So an den Haaren herbeigezogen Scherings Ausführungen auch klingen, theoretisch könnte es sich ja trotzdem so verhalten wie beschrieben, immerhin war für Menschen früher die Welt eine still stehenden Scheibe, der Gedanke einer runden, sich bewegenden Erde blühender Unsinn. Doch der vermeintliche Unsinn hat sich als gegenwartsfester erwiesen. So könnte, so märchenhaft das Geschriebene von Schering auch klingt, in diesem trotzdem eine den kompositorischen Tatsachen nahestehende Deutungsarbeit sich abbilden. Kopernikus Formeln konnten von anderen nachgerechnet werden, was zuletzt das Modell der stillstehenden Erde wegfegte. Es gilt also auch bei Schering, zu belegen, zu beweisen, damit Dritte den Schering’schen Ansatz überprüfen können. Es gilt also, eine halbwegs logische Kette aufzumachen, methodisch so zu arbeiten, dass Dritte zu ähnlichen Schlüssen kommen können. Vorgelegtes sollte also in irgendeiner Art und Weise zumindest ansatzweise objektivierbar sein, in irgendeiner Weise validierbar oder reliabel. Bei Scherings gedanklichen Schweifzügen ist das aber unmöglich. Wer immer will, kann und wird in die Musik von Beethoven etwas anderes hineinlegen können, da Musik von sich aus absolut nichtssagend ist und jeder hineinfantasieren kann, was ihm gerade vorschwebt. Das ist ja gerade die Stärke von Musik, ihre absolute Leere, die Bedeutungsfülle verspricht. Scherings Ansatz erfüllt hierin nicht einmal minimalste Wissenschaftsansprüche, denn er liefert ja nur eine bestenfalls hübsche Geschichte, die man auch anders hätte erzählen können.

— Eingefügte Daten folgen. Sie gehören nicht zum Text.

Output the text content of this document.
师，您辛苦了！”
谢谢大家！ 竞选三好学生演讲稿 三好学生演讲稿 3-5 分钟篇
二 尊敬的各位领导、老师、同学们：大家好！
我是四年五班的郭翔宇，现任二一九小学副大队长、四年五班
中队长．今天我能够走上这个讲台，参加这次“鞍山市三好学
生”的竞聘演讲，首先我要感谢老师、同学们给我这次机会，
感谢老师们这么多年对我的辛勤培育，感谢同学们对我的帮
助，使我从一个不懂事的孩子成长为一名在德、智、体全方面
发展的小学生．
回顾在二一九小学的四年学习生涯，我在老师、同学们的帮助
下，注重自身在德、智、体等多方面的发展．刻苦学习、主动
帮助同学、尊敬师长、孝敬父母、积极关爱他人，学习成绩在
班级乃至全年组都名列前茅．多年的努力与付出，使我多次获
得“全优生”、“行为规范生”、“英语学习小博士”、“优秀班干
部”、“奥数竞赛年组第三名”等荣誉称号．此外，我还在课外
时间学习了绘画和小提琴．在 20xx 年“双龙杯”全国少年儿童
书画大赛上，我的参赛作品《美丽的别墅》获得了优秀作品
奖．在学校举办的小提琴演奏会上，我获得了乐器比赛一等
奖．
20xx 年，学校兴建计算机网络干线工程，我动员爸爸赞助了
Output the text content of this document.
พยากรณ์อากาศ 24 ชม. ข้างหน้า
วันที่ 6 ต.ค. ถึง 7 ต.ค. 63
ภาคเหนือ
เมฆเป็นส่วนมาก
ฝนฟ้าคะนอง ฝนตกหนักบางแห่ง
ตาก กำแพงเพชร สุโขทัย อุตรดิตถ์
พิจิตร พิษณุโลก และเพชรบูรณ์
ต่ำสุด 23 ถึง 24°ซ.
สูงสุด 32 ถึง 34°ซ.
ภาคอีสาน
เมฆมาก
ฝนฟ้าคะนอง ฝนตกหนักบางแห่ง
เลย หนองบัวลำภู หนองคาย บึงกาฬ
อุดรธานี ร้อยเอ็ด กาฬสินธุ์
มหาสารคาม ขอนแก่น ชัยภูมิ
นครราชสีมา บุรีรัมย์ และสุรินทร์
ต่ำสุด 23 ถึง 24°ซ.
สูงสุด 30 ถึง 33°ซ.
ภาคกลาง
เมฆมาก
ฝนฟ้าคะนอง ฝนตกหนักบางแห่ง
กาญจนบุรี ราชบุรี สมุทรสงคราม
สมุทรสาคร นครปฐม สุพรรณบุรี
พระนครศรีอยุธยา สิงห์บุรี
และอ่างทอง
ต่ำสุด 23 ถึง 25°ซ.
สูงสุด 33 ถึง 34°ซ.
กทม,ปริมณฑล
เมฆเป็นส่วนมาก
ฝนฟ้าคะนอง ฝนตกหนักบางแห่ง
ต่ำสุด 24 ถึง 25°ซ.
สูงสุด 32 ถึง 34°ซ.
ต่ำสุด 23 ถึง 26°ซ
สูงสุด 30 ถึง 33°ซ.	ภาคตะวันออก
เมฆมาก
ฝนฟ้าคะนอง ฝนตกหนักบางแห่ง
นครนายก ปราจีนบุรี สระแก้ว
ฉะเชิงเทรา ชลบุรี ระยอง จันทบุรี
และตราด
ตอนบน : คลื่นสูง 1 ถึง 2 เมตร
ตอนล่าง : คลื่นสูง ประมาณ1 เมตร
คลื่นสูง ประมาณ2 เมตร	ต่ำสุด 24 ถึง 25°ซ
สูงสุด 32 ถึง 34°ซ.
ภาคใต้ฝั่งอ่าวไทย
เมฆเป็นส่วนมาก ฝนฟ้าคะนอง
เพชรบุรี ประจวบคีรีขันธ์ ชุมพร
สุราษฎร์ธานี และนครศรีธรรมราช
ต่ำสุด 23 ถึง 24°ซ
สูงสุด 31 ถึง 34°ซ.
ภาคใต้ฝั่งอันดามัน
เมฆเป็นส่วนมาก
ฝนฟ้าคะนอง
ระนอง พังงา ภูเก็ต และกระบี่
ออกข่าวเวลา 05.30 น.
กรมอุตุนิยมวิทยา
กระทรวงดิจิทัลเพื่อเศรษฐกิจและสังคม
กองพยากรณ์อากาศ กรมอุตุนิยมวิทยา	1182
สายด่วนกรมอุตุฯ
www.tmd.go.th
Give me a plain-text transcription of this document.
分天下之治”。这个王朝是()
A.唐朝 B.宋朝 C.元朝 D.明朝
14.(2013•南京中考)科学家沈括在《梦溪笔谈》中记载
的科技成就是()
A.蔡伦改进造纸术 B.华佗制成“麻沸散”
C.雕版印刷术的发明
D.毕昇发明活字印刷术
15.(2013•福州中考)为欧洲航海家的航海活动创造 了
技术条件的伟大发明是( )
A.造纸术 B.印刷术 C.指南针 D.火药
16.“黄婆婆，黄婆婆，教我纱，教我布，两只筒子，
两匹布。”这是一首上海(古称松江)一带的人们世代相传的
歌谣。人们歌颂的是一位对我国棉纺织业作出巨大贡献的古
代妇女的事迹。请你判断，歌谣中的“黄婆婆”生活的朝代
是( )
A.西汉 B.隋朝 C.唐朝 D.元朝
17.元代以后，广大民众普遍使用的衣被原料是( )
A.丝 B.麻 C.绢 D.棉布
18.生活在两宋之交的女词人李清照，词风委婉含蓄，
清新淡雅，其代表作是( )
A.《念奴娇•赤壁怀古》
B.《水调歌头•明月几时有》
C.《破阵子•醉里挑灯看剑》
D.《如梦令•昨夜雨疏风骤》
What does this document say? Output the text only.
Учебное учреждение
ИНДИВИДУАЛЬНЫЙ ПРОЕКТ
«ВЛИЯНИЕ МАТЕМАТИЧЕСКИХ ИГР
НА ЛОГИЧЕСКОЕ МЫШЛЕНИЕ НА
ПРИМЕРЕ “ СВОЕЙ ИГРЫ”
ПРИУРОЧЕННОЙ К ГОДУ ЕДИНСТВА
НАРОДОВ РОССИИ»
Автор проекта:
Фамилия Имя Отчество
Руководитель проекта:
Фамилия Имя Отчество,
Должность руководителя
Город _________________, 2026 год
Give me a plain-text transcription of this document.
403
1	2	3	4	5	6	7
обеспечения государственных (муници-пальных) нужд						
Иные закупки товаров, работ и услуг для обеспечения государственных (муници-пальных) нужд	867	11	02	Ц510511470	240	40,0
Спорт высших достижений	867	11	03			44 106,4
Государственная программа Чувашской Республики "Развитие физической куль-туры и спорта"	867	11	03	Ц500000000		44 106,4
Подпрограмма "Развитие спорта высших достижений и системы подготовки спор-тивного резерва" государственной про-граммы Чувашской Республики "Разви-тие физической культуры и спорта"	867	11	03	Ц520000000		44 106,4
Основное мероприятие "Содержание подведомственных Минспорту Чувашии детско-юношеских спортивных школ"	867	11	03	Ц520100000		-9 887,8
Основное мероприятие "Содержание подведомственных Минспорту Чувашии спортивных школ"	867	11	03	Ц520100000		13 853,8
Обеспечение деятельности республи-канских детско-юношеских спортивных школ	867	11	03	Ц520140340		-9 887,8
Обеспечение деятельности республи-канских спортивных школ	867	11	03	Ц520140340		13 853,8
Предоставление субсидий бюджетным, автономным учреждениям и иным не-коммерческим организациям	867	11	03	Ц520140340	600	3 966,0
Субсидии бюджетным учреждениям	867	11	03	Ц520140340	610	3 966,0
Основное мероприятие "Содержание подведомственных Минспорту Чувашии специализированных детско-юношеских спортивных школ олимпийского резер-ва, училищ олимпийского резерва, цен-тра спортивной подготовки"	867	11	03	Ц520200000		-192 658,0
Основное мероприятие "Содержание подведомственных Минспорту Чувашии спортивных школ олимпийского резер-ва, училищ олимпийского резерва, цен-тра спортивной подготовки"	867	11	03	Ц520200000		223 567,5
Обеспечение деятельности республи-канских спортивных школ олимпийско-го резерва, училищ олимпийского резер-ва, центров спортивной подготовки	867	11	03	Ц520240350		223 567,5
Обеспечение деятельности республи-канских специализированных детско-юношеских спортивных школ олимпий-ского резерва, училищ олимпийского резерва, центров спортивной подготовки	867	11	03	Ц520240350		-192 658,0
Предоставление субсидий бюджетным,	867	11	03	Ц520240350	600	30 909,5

Scherings selbst scheint die Unbeweisbarkeit seiner eigenen Deutung bewusst gewesen zu sein, denn er setzt dieser Aneinanderreihung von fantasiegesättigten Zeilen noch einen drauf, wenn er darauf zu sprechen kommt, inwieweit seine Schreibarbeit wissenschaftlich legitimiert sei. Seine so entworfene Auslegung kritisch zu hinterfragen verwirft Schering als »ungerechtfertigte Zumutung«, denn seine Beweisführung wäre von einem »innere[n] Verstehen, das gleicherweise geistiger wie seelischer Natur ist«, geleitet. So ist das also. Jedem Studenten damals, aber mehr noch heute würde man so eine Aussage um die Ohren schlagen, wo eine Einzelperson geistig-seelisches Verstehen zum Gradmesser von Wissenschaft macht. Schering ist obendrein von seiner eigenen Fake-News-Arbeit derart begeistert, dass er nicht nur glaubt, eine mögliche Interpretation zu Beethovens Werk geliefert zu haben, sondern gleich die Interpretation. »Ein Zweifel, ob wirklich der richtige Schlüssel gefunden ist oder ob außer der angegebenen Deutung nicht noch eine andere möglich sei, wird jedesmal von der Musik selbst zerstreut. Unsere Deutungen treten mit dem Anspruch auf, zum ersten Mal das von Beethoven geübte Prinzip der Anlehnung an poetische Vorbilder festgestellt und nachgewiesen zu haben.«
Wissenschaft nach Schering operiert also auf folgende Art und Weise:
1. Geistiges wie seelisches Verstehen ist für eine Auslegung unbedingte Voraussetzung,
2. auf dieser Grundlage hört/liest man die Musik und schreibt parallel dazu sozusagen 1:1 auf, auf welche Weise die von der Musik affizierte Seele zu einem spricht,
3. die vorgelegte Auslegung wird sodann als die Auslegung proklamiert, da man ja vom eigenen richtigen seelischen Verstehen überzeugt, ein Irrtum unmöglich ist,
4. zum Beleg eigenen Verstehens wird wieder auf die Musik zurückverwiesen.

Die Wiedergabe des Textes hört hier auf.